In the Brooklyn Dodger farm system after World War II, he was on the coaching staff at Pekin by the late 1940's, and in 1950 was a catcher in the Sunday Morning League.
He was manager of the State Farm Insurance team in the National Fastball League and was head baseball coach and football line coach at Pekin High School and was to eventually serve as Pekin's head basketball coach.
After winning the state baseball title in 1951, he took his next two teams back to the state tournament and eventually coached Pekin to 26 baseball championships in 17 years with a career record of 232-175.
After retiring from high school coaching and teaching, he coached the Illinois Central College baseball team for three seasons.
Anderson, for many years a major league scout and a veteran basketball official, is a member of three Halls of Fame - the IHSA state baseball tournament, the Illinois High School Baseball Coaches Association and the Illinois Basketball Coaches Association.
Harry Anderson has been close to the baseball scene since 1935 when he was named the most valuable player of the Chicago area American Legion program.
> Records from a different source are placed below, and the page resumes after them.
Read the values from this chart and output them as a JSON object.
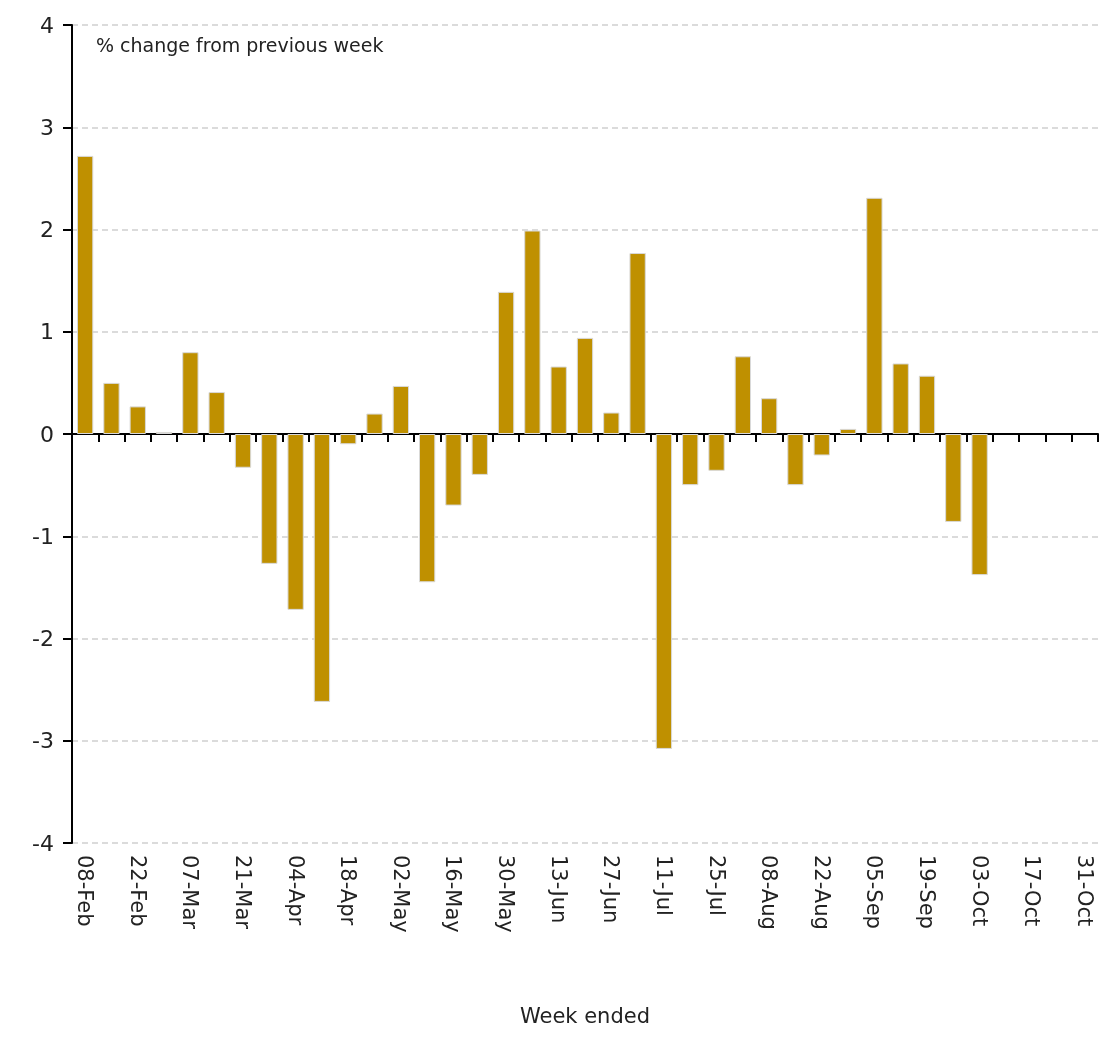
{
  "chart_data": {
    "type": "bar",
    "title": "% change from previous week",
    "xlabel": "Week ended",
    "categories": [
      "08-Feb",
      null,
      "22-Feb",
      null,
      "07-Mar",
      null,
      "21-Mar",
      null,
      "04-Apr",
      null,
      "18-Apr",
      null,
      "02-May",
      null,
      "16-May",
      null,
      "30-May",
      null,
      "13-Jun",
      null,
      "27-Jun",
      null,
      "11-Jul",
      null,
      "25-Jul",
      null,
      "08-Aug",
      null,
      "22-Aug",
      null,
      "05-Sep",
      null,
      "19-Sep",
      null,
      "03-Oct",
      null,
      "17-Oct",
      null,
      "31-Oct"
    ],
    "values": [
      2.72,
      0.5,
      0.27,
      0.02,
      0.8,
      0.41,
      -0.33,
      -1.27,
      -1.72,
      -2.62,
      -0.1,
      0.2,
      0.47,
      -1.45,
      -0.7,
      -0.4,
      1.39,
      1.99,
      0.66,
      0.94,
      0.21,
      1.77,
      -3.08,
      -0.5,
      -0.36,
      0.76,
      0.35,
      -0.5,
      -0.21,
      0.05,
      2.31,
      0.69,
      0.57,
      -0.86,
      -1.38,
      null,
      null,
      null,
      null
    ],
    "color": "#bf9000",
    "ylim": [
      -4,
      4
    ],
    "yticks": [
      -4,
      -3,
      -2,
      -1,
      0,
      1,
      2,
      3,
      4
    ],
    "grid": "y"
  }
}
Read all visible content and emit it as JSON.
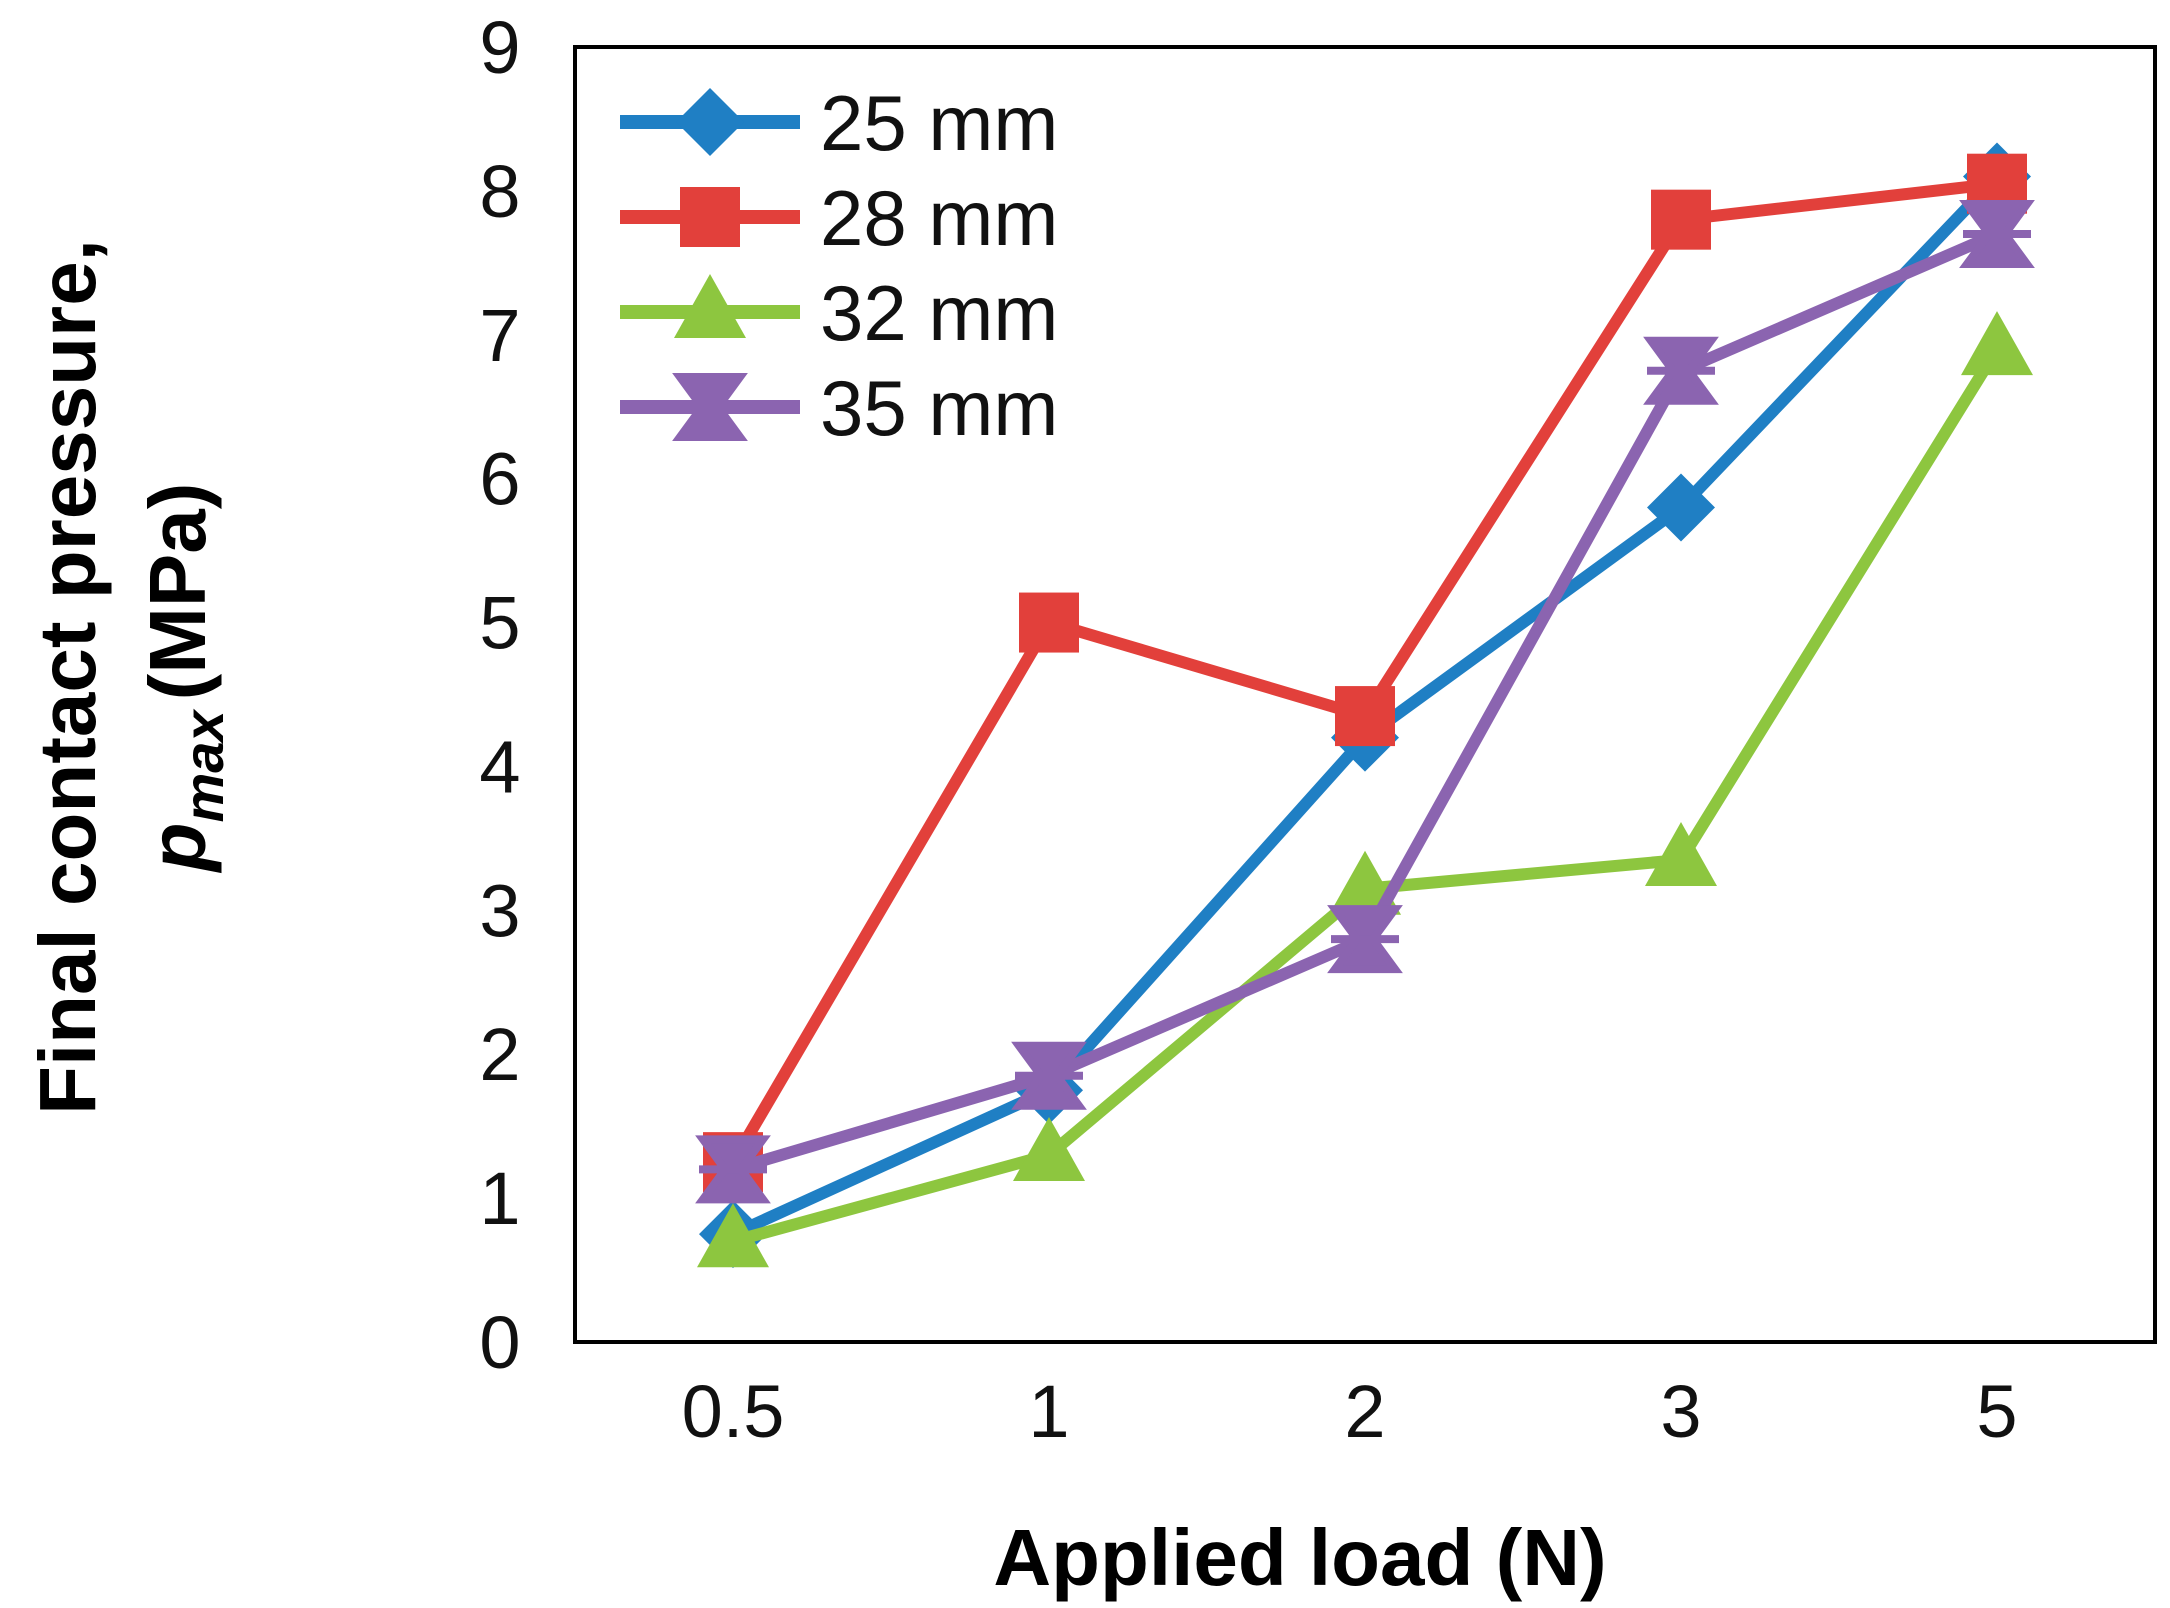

At age 50, Don Wyss concluded a sensational 35-year career in the Sunday Morning League, the nation's oldest semiprofessional baseball league. He began playing in the league at the age of 15 and for the next 35 years he set records which will never be broken: As a Manager he won eight championships; set astounding career statistics as a hitter, attaining a 35-year batting average of .307; led the League in all-time statistics of most hits, doubles, triples, at bats and runs batted in; and as a pitcher won the pitching honors in 1973 with an 11-2 record. In addition, he served as Vice-President and President of the League for many years.